At this juncture, I cannot say which is the better effort of the two Motos I have checked out: it has been some time since my sole viewing of LAST WARNING, the sixth in the saga, via an original DVD of Public-Domain "Mystery" films (generously donated to me by an American friend of long standing) – though I would probably give the edge to it in view of supporting actors George Sanders and John Carradine and the exotic setting involved. Incidentally, why MYSTERIOUS was so called is itself a puzzle – as this is all-too-generic (witness the almost identically-titled yet wholly unrelated efforts involving the Oriental figure of Mr. Wong incarnated by fellow horror icons Bela Lugosi and Boris Karloff) and, basically, the kind of moniker by which a personage is normally introduced to audiences!

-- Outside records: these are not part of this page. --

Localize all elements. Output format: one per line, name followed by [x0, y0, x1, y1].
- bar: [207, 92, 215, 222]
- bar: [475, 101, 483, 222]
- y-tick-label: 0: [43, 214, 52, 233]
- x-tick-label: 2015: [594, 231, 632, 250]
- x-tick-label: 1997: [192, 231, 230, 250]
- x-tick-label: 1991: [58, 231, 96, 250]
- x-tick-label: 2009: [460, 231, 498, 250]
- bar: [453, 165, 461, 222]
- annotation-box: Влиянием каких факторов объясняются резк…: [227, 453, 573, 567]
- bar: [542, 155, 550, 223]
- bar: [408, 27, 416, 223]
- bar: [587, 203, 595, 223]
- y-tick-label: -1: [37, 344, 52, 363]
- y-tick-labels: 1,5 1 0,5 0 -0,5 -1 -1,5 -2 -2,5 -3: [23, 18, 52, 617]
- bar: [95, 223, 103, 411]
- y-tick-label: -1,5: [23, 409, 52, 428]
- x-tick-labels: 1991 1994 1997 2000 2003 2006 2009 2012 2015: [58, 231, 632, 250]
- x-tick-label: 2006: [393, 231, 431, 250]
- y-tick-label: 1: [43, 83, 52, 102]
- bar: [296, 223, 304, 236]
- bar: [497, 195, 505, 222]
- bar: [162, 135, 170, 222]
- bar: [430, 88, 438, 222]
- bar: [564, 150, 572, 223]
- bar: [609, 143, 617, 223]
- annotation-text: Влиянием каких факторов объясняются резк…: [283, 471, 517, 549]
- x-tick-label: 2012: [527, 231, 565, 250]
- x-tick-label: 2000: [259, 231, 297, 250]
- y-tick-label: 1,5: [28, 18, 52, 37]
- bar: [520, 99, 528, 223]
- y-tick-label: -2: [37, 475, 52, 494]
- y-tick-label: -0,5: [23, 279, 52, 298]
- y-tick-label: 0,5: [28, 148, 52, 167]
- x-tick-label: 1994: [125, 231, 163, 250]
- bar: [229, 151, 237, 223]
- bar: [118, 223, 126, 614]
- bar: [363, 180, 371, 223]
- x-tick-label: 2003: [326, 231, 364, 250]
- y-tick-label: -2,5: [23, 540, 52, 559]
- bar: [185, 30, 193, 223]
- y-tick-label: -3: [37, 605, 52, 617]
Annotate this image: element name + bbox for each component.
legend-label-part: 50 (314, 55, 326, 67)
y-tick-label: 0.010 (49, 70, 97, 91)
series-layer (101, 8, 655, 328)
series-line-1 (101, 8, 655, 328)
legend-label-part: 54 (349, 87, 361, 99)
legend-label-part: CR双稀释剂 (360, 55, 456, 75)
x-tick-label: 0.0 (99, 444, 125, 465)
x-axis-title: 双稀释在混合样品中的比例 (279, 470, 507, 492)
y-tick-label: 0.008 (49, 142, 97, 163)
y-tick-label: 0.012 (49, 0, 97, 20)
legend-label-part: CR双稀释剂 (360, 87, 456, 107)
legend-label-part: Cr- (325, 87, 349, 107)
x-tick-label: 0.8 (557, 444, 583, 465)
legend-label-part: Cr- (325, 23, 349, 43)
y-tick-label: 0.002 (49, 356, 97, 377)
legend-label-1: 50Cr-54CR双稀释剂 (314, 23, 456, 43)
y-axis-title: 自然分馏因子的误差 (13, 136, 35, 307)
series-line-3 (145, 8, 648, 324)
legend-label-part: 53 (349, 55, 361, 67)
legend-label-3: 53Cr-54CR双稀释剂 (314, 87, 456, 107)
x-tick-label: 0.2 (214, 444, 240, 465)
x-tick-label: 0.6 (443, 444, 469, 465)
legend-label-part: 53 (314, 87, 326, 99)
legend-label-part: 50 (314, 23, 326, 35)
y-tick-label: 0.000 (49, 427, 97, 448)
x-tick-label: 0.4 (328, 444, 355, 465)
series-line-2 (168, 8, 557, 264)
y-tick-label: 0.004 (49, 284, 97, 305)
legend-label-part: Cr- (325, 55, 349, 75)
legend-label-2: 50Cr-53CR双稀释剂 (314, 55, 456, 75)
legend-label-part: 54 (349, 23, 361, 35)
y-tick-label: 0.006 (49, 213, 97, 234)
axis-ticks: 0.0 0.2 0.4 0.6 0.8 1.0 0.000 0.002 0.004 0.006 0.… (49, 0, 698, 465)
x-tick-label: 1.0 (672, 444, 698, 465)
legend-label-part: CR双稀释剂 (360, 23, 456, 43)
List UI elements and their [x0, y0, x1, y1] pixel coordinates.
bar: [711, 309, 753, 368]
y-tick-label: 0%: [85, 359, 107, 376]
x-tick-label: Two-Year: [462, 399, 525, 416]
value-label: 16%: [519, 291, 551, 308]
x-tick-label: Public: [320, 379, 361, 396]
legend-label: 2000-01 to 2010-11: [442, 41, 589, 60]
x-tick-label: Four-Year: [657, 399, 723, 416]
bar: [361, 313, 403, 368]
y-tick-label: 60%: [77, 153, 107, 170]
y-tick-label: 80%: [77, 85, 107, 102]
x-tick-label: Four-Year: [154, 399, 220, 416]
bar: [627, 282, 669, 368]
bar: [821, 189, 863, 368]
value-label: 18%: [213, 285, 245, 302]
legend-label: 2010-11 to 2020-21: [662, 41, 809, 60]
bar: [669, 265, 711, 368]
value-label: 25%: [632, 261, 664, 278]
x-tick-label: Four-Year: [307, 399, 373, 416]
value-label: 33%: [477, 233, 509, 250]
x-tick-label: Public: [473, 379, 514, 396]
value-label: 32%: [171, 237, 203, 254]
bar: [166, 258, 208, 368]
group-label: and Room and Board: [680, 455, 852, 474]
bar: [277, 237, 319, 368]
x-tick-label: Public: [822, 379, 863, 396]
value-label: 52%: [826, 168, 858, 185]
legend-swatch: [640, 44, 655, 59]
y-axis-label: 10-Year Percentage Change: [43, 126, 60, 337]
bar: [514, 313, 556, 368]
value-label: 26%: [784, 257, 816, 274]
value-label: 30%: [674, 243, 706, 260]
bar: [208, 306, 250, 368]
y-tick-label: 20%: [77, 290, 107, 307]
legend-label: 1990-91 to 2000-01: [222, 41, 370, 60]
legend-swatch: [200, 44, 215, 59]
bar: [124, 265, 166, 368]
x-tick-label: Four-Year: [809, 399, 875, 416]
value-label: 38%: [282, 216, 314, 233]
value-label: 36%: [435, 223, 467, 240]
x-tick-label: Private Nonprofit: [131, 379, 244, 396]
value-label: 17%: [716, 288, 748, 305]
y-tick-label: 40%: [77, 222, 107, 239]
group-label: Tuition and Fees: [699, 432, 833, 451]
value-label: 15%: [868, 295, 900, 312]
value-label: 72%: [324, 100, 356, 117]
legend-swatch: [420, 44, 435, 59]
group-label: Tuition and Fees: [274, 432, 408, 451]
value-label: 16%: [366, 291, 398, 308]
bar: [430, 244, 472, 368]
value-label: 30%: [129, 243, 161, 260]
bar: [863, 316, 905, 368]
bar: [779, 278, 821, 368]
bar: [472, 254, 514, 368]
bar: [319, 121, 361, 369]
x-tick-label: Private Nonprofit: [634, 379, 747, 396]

That said, it is obviously representative of the lot, with respect to narrative (already with an eye on the impending war in Europe), twists (Moto springs a hit-man - Leon Ames - out of jail to catch his gang leader!), suspense (the climax being set in a crowded art gallery, with Moto dressed up as a disgruntled Germanic artist!), characterization (for the best part of the film, Moto poses as the hit-man's meek butler, bullied by racist bar patrons, in order to expose his opponents!), romance (Moto's own relationship with an Asian colleague working undercover is interesting – countering the obligatory one between the second leads - including Henry Wilcoxon) and comedy relief (supplied by Erik Rhodes, formerly the "other man" of many an Astaire/Rogers musical). In fact, the whole atmosphere (even more so here in view of the London backdrop and looking particularly nice in this DVD-sourced transfer) is – delightfully – not too far off the early Hitchcock mark.